PF ouve figuras-chave na investigação sobre supostas fraudes bilionárias, com foco em operações com o BRB e créditos questionáveis.
Oito investigados no caso Banco Master depõem à PF nesta semana, em inquérito que apura supostas fraudes bilionárias e operações com o BRB.
A Polícia Federal (PF) realiza nesta semana uma nova rodada de depoimentos no âmbito do inquérito que investiga supostas fraudes envolvendo o Banco Master. Oito indivíduos, cujos nomes foram relacionados à Operação Compliance Zero, serão ouvidos entre segunda (26) e terça-feira (27), em uma etapa crucial das apurações que correm sob a supervisão do ministro Dias Toffoli, do Supremo Tribunal Federal (STF).
Inicialmente, a expectativa era de um número maior de oitivas, incluindo um novo depoimento do proprietário do banco, Daniel Vorcaro. No entanto, uma decisão de Toffoli reduziu o prazo para as diligências, levando a PF a ajustar seu cronograma e excluir Vorcaro desta fase. Os depoimentos ocorrerão por videoconferência ou presencialmente no STF, com três dos investigados optando pela modalidade presencial.
O Coração da Investigação: Créditos Inexistentes e Operação Compliance Zero
A essência do inquérito reside na suspeita de venda de R$ 12,2 bilhões em créditos que os investigadores consideram inexistentes, do Banco Master para o Banco de Brasília (BRB). Daniel Vorcaro já havia sido ouvido em 30 de dezembro, juntamente com o ex-presidente do BRB, Paulo Henrique Costa, e um diretor de Fiscalização do Banco Central.

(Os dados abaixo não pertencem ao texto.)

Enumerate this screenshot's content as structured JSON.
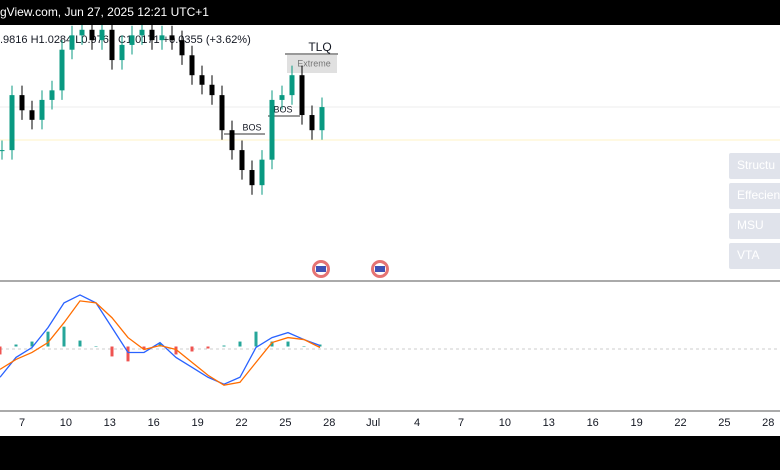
{
  "header": {
    "source": "gView.com, Jun 27, 2025 12:21 UTC+1",
    "ohlc": ".9816  H1.0284  L0.9768  C1.0171  +0.0355 (+3.62%)"
  },
  "annotations": [
    "TLQ",
    "Extreme",
    "BOS",
    "BOS"
  ],
  "buttons": [
    "Structu",
    "Effecien",
    "MSU",
    "VTA"
  ],
  "chart_data": {
    "type": "candlestick",
    "ylim": [
      0.8,
      1.12
    ],
    "up_color": "#089981",
    "down_color": "#000000",
    "close": [
      0.963,
      1.032,
      1.013,
      1.001,
      1.026,
      1.038,
      1.089,
      1.107,
      1.114,
      1.101,
      1.114,
      1.076,
      1.095,
      1.107,
      1.114,
      1.101,
      1.107,
      1.101,
      1.082,
      1.057,
      1.045,
      1.032,
      0.988,
      0.963,
      0.938,
      0.919,
      0.951,
      1.026,
      1.032,
      1.057,
      1.007,
      0.988,
      1.017
    ],
    "high": [
      0.975,
      1.044,
      1.044,
      1.025,
      1.038,
      1.05,
      1.101,
      1.119,
      1.126,
      1.126,
      1.126,
      1.126,
      1.107,
      1.119,
      1.126,
      1.126,
      1.119,
      1.119,
      1.113,
      1.094,
      1.069,
      1.057,
      1.044,
      1.0,
      0.975,
      0.95,
      0.963,
      1.038,
      1.044,
      1.069,
      1.069,
      1.019,
      1.029
    ],
    "low": [
      0.951,
      0.951,
      1.001,
      0.989,
      0.989,
      1.014,
      1.026,
      1.077,
      1.095,
      1.089,
      1.089,
      1.064,
      1.064,
      1.083,
      1.095,
      1.089,
      1.089,
      1.089,
      1.07,
      1.045,
      1.033,
      1.02,
      0.976,
      0.951,
      0.926,
      0.907,
      0.907,
      0.939,
      1.014,
      1.02,
      0.995,
      0.976,
      0.976
    ],
    "macd_ylim": [
      -0.064,
      0.061
    ],
    "macd": {
      "name": "MACD",
      "color": "#2962ff",
      "values": [
        -0.031,
        -0.011,
        -0.001,
        0.019,
        0.044,
        0.052,
        0.044,
        0.019,
        -0.006,
        -0.006,
        0.004,
        -0.011,
        -0.021,
        -0.031,
        -0.038,
        -0.031,
        -0.001,
        0.009,
        0.014,
        0.007,
        0.001
      ]
    },
    "signal": {
      "name": "Signal",
      "color": "#ff6d00",
      "values": [
        -0.023,
        -0.013,
        -0.006,
        0.004,
        0.024,
        0.046,
        0.044,
        0.029,
        0.009,
        -0.003,
        0.001,
        -0.003,
        -0.016,
        -0.029,
        -0.039,
        -0.036,
        -0.016,
        0.004,
        0.009,
        0.007,
        -0.001
      ]
    },
    "histogram": {
      "name": "Histogram",
      "up_color": "#26a69a",
      "down_color": "#ef5350",
      "values": [
        -0.008,
        0.002,
        0.005,
        0.015,
        0.02,
        0.006,
        0,
        -0.01,
        -0.015,
        -0.003,
        0.003,
        -0.008,
        -0.005,
        -0.002,
        0.001,
        0.005,
        0.015,
        0.005,
        0.005,
        0,
        0.002
      ]
    },
    "x_labels": [
      "7",
      "10",
      "13",
      "16",
      "19",
      "22",
      "25",
      "28",
      "Jul",
      "4",
      "7",
      "10",
      "13",
      "16",
      "19",
      "22",
      "25",
      "28"
    ]
  }
}
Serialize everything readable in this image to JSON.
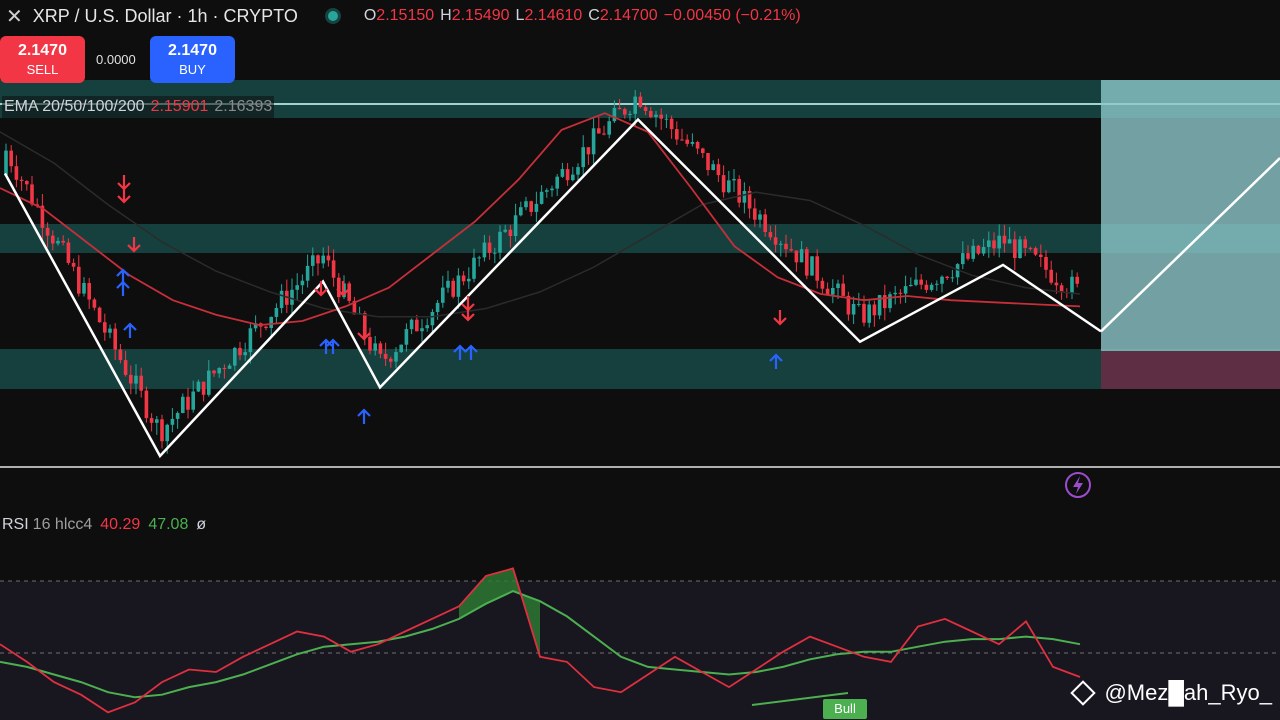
{
  "header": {
    "symbol": "XRP / U.S. Dollar · 1h · CRYPTO",
    "ohlc": [
      {
        "key": "O",
        "value": "2.15150"
      },
      {
        "key": "H",
        "value": "2.15490"
      },
      {
        "key": "L",
        "value": "2.14610"
      },
      {
        "key": "C",
        "value": "2.14700"
      }
    ],
    "change": "−0.00450 (−0.21%)"
  },
  "trade": {
    "sell_price": "2.1470",
    "sell_label": "SELL",
    "spread": "0.0000",
    "buy_price": "2.1470",
    "buy_label": "BUY"
  },
  "ema": {
    "label": "EMA 20/50/100/200",
    "value1": "2.15901",
    "value2": "2.16393"
  },
  "rsi": {
    "name": "RSI",
    "params": "16 hlcc4",
    "value1": "40.29",
    "value2": "47.08",
    "value3": "ø"
  },
  "badge": "Bull",
  "watermark": "@Mez█ah_Ryo_",
  "colors": {
    "bull": "#26a69a",
    "bear": "#f23645",
    "zone": "#1c4b4a",
    "arrow_buy": "#2962ff",
    "arrow_sell": "#f23645",
    "zigzag": "#ffffff",
    "ema": "#c62f3a",
    "rsi": "#e03040",
    "rsi_ma": "#4caf50"
  },
  "chart_data": [
    {
      "type": "line",
      "panel": "price",
      "symbol": "XRP/USD",
      "timeframe": "1h",
      "series": [
        {
          "name": "EMA",
          "values": [
            2.178,
            2.168,
            2.152,
            2.136,
            2.124,
            2.117,
            2.112,
            2.114,
            2.121,
            2.13,
            2.146,
            2.162,
            2.182,
            2.206,
            2.214,
            2.205,
            2.178,
            2.15,
            2.135,
            2.127,
            2.124,
            2.126,
            2.124,
            2.123,
            2.122,
            2.121
          ]
        }
      ],
      "zigzag": [
        2.185,
        2.049,
        2.133,
        2.082,
        2.211,
        2.104,
        2.141,
        2.109,
        2.112,
        2.1
      ],
      "zones": [
        [
          2.222,
          2.23
        ],
        [
          2.17,
          2.18
        ],
        [
          2.099,
          2.113
        ]
      ],
      "note_zones_top_to_bottom": true
    },
    {
      "type": "line",
      "panel": "rsi",
      "series": [
        {
          "name": "RSI",
          "values": [
            45,
            38,
            30,
            25,
            18,
            22,
            30,
            35,
            34,
            40,
            45,
            50,
            48,
            42,
            45,
            50,
            55,
            60,
            72,
            75,
            40,
            38,
            28,
            26,
            33,
            40,
            34,
            28,
            35,
            42,
            48,
            44,
            40,
            38,
            52,
            55,
            50,
            45,
            54,
            36,
            32
          ]
        },
        {
          "name": "MA",
          "values": [
            38,
            36,
            33,
            30,
            26,
            24,
            25,
            28,
            30,
            33,
            37,
            41,
            44,
            45,
            46,
            48,
            51,
            55,
            61,
            66,
            62,
            56,
            48,
            40,
            36,
            35,
            34,
            33,
            34,
            36,
            39,
            41,
            42,
            42,
            44,
            46,
            47,
            47,
            48,
            47,
            45
          ]
        }
      ],
      "badge": "Bull"
    }
  ]
}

Posteriormente, Vorcaro e Costa participaram de uma acareação para esclarecer as divergências sobre essas operações bilionárias.
A investigação teve um marco importante com a Operação Compliance Zero, deflagrada em 17 de novembro do ano passado, que resultou na prisão temporária de Vorcaro, solto dias depois sob monitoramento eletrônico. Essa operação inicial focou na tentativa de venda do Banco Master ao BRB, levantando indícios de irregularidades.
Entre os que serão ouvidos, estão figuras como Augusto Ferreira Lima, ex-sócio do Master, apontado como um dos principais articuladores junto ao BRB e controlador de associações usadas para justificar falsamente a origem de créditos. Henrique Souza e Silva Peretto, proprietário da Tirreno, empresa que a PF suspeita ser de fachada com capital social inflado, também prestará depoimento, assim como outros ex-diretores e funcionários do Master e do BRB.
As defesas dos investigados têm negado a prática de irregularidades.
Este ciclo de depoimentos busca aprofundar a compreensão sobre os fluxos financeiros, a validade dos créditos e a participação de cada envolvido nas supostas manobras que teriam gerado liquidez artificial para o Banco Master, tudo em um cenário de alta complexidade no sistema financeiro nacional.